Я сразу заметил в карьере много перемен. Внизу установили несколько долбежных станков, а на пятом горизонте появились три новых экскаватора. Шагающий гигант отполз в правую сторону и грузил песком думпкары.
Но особенно меня поразили новые самосвалы. Их было куда больше двухсот! Они двигались по всем дорогам целыми колоннами, легко преодолевая высокие подъемы и крутые спуски. Груженные глиной, землей и мелом, они были трех цветов. И за ними плыли красные, черные и белые облака пыли.
Над котлованом появились два чирка. Птицы, пугаясь взмахов высоких стрел экскаваторов, то и дело шарахались из стороны в сторону. Прошло несколько долгих минут, прежде чем утки перелетели котлован и скрылись в сероватой дымке.
— Я первый раз видела здесь уток! — сказала Настя.
Солнце было в зените. Короткие тени подчеркивали четкие границы открытых пород. Противоположная сторона карьера была круто срезана. Издали она походила на развернутую домотканую дорожку.
Большая черная полоса — чернозем; белое поле — мел; красные жгуты ткани — глина; белые нити — мел; желтая полоса — толстый слой песка; природа была неравнодушна к красной краске — и внизу дорожки прибавился еще один слой глины.
— Любуетесь? — рядом с нами остановился знакомый шофер.
— А где железная руда? — спросила Эля.
— Внизу, — шофер показал рукой на дно, где на площадках стояли экскаваторы и долбежные станки.
В небо то и дело взлетали ребристые стрелы экскаваторов. Падали и снова взлетали.
— Юра, где стоят четырехкубовые экскаваторы? Папа должен где-то здесь работать.
— С длинной стрелой — это шагающий! — показал я рукой. — Десятикубовый. Ниже второй шагающий — пятнадцатикубовый. А остальные четырехкубовые. Отец с дядей Макарием в другом месте работают. Скоро перейдут в карьер.
— Ты знаешь, где они работают?
— Дядя говорил.
— Мы найдем их?
— Запросто.
— Почему вода красная? — спросила Настя. — Это от руды?
— От красных железняков, — сказал я.
— Точно! — шофер удивленно покосился на меня. — Вода по руде бежит и окрашивается. Скоро мы уже до руды дойдем.
— Осталось пройти сеноман-альбу, а там руда! — продолжал я объяснять.
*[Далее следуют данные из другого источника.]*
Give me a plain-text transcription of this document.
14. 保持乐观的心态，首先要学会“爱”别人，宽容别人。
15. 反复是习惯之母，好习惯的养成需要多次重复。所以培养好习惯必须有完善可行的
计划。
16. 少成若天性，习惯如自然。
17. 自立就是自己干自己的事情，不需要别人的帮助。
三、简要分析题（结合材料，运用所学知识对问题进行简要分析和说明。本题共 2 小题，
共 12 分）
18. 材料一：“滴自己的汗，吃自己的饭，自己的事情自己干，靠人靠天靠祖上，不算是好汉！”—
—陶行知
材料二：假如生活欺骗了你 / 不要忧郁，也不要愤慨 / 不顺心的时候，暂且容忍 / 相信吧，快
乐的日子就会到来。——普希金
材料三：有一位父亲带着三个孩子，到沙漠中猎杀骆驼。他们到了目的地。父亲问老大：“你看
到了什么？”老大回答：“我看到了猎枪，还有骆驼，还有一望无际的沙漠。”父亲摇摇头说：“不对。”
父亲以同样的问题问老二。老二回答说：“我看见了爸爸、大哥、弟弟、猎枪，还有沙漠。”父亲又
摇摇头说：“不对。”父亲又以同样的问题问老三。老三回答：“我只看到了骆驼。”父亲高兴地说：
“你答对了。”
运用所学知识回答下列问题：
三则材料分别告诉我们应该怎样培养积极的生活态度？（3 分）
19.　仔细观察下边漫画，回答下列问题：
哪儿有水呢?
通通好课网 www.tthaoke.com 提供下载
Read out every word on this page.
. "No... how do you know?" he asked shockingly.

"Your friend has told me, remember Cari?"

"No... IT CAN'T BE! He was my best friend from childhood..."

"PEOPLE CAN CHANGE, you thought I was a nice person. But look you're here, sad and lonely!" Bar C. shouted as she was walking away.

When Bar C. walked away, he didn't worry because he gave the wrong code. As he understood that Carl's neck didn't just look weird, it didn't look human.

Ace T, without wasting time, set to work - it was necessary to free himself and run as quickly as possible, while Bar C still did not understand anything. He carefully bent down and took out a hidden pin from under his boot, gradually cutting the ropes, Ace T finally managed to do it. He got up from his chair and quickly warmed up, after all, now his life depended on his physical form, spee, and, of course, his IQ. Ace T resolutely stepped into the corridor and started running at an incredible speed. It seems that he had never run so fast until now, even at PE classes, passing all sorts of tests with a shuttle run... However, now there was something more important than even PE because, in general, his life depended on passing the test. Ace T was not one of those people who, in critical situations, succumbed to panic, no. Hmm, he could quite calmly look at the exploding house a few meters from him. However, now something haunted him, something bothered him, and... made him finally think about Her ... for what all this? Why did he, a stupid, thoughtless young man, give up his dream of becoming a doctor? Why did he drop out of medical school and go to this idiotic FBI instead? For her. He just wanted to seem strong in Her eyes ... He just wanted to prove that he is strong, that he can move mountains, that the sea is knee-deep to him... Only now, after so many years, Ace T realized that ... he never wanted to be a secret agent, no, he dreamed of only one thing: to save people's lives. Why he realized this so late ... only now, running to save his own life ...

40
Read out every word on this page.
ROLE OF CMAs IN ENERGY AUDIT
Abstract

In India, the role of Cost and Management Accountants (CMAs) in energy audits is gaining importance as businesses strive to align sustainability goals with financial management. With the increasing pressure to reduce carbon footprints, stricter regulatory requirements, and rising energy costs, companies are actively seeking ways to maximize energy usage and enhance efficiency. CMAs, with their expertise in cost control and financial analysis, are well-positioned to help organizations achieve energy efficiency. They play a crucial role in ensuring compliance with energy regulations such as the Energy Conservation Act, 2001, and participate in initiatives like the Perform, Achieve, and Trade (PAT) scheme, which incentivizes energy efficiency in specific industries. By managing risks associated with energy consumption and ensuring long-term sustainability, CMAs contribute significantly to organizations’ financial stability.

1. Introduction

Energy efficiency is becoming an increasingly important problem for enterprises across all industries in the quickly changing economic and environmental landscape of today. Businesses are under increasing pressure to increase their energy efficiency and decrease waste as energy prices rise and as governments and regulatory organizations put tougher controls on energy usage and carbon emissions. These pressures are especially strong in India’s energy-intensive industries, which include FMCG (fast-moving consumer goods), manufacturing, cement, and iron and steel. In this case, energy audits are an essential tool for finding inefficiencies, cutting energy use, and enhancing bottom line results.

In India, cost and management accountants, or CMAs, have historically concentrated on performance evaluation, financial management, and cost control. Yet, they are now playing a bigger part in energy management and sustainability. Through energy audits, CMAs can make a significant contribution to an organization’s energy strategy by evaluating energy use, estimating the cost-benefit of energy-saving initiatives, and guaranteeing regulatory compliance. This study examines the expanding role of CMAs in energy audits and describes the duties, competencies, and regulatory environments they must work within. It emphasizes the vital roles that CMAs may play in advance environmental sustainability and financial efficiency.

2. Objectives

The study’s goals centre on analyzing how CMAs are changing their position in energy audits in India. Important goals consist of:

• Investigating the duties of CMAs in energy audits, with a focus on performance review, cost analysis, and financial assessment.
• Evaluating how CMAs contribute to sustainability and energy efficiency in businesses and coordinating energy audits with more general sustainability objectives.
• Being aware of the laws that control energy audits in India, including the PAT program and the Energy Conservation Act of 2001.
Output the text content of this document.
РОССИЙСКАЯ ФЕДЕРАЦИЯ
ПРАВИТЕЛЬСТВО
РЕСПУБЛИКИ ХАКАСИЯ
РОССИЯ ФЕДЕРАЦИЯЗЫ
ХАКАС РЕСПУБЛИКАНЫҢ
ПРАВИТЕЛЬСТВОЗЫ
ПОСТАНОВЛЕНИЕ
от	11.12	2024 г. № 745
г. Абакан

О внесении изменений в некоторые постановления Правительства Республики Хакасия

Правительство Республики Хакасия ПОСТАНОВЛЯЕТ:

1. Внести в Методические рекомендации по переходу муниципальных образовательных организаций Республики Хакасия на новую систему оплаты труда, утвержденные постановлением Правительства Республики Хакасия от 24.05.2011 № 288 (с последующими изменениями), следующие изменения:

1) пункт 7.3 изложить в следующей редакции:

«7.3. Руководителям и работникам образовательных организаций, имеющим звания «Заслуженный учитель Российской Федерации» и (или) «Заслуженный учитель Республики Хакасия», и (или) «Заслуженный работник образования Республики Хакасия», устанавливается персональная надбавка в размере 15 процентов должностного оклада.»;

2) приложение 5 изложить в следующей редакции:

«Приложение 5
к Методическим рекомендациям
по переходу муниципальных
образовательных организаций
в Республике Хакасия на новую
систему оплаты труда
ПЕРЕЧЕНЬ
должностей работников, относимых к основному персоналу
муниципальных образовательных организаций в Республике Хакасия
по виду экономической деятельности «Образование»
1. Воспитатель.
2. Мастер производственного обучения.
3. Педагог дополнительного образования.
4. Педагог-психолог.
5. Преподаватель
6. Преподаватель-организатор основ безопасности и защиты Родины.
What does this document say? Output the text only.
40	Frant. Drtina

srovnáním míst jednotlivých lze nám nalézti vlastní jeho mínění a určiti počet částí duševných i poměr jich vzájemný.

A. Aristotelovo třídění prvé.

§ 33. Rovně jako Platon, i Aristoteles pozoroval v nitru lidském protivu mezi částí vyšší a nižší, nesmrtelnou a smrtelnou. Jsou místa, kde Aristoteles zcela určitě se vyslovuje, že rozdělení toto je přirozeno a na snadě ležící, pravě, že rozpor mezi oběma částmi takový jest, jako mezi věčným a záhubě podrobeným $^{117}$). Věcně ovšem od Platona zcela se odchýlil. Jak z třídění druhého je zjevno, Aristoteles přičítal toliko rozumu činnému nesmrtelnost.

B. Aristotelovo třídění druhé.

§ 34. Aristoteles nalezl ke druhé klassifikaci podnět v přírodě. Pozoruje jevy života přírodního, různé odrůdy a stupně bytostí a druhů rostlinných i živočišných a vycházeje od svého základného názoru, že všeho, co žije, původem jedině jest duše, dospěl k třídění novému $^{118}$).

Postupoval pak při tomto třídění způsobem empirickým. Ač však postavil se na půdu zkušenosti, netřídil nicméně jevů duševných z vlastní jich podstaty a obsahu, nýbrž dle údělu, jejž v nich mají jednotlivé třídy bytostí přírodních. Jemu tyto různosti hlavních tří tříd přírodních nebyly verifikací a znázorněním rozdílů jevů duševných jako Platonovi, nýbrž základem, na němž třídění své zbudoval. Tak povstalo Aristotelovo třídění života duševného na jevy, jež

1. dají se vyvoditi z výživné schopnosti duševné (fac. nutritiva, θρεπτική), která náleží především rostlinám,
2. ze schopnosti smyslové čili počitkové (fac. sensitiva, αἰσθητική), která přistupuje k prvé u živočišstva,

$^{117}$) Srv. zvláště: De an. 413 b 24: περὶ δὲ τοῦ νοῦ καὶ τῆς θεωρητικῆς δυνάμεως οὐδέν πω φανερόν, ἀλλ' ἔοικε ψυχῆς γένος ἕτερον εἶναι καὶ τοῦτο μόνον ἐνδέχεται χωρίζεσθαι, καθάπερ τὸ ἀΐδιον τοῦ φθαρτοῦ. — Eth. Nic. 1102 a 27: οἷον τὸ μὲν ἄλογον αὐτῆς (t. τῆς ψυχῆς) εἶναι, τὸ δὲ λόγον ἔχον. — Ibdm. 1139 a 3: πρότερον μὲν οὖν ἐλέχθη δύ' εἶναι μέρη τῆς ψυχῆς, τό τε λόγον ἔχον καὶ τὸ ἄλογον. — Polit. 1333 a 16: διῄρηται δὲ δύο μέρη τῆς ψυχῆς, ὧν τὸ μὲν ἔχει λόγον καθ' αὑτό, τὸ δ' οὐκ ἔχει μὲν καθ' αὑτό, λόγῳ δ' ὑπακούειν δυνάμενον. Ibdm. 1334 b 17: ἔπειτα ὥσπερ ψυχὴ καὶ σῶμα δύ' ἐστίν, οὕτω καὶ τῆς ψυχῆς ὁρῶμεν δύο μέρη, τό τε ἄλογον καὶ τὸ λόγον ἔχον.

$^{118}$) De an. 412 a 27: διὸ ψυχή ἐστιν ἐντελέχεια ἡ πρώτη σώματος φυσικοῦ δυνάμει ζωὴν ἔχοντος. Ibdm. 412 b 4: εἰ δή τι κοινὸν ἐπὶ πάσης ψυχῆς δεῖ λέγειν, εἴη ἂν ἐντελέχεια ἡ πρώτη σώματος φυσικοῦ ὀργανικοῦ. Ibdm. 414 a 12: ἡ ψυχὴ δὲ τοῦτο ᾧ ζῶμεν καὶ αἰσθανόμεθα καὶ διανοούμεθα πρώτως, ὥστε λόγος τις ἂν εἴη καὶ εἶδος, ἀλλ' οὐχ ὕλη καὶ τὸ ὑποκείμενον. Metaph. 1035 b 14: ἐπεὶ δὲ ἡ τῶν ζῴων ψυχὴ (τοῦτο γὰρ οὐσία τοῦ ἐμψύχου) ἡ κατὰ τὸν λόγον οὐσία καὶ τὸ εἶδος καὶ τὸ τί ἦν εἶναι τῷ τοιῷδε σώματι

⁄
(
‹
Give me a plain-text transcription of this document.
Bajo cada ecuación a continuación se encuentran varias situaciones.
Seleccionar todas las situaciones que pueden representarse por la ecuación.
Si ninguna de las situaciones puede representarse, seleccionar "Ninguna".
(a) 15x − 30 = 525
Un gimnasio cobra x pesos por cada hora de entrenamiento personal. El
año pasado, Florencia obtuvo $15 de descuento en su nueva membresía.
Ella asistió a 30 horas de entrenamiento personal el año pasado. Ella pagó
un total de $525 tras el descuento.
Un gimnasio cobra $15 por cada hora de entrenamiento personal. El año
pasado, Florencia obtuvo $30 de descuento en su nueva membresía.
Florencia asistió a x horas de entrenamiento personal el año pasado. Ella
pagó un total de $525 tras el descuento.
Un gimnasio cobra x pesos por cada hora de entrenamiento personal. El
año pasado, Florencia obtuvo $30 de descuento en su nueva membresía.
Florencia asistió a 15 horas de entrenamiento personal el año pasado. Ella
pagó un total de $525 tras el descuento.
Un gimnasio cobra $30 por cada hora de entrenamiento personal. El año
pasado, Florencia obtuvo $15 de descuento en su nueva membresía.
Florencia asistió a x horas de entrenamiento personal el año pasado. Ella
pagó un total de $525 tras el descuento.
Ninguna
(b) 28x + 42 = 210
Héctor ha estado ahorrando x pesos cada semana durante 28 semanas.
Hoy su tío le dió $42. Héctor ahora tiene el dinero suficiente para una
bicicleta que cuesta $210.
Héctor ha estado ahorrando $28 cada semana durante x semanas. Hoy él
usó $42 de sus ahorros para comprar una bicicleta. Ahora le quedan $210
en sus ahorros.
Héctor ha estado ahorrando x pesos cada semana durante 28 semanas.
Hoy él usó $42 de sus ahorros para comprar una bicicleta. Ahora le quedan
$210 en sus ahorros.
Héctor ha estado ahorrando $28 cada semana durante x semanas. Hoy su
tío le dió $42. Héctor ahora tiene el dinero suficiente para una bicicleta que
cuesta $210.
— Да ты профессор! — удивленно протянул шофер. — Сеноман-альба. Это значит мел. Я его вожу на своем самосвале.
— Вы все знаете, — с завистью сказала Эля. — Алексей Мартынович объяснил?
Настя наклонилась и отломила большой кусок мела. Завернула в платок и спрятала в карман.
— Звездин кого хочешь научит, — согласился шофер. — Башковитый парень. С вами возится?
— Наш вожатый! — ответил я.
— Ну смотрите, ребята, а я поехал, — попрощался шофер. — Здорово вы меня разыграли! Хотел вам карьер показать, а вы сами профессора. Сеноман-альба, так, что ли?
— Я пойду искать Алексея Мартыновича, — сказала Эля. — Повезло вам с вожатым.
— Юра, поедем к папе.
— Дядя Макарий говорил, что они на песке работают.
— На песке? — тихо переспросила Настя, как будто прислушивалась к своему вопросу.
Я не мог понять ее встревоженности. Показалось, что за ее словами таится какой-то скрытый смысл.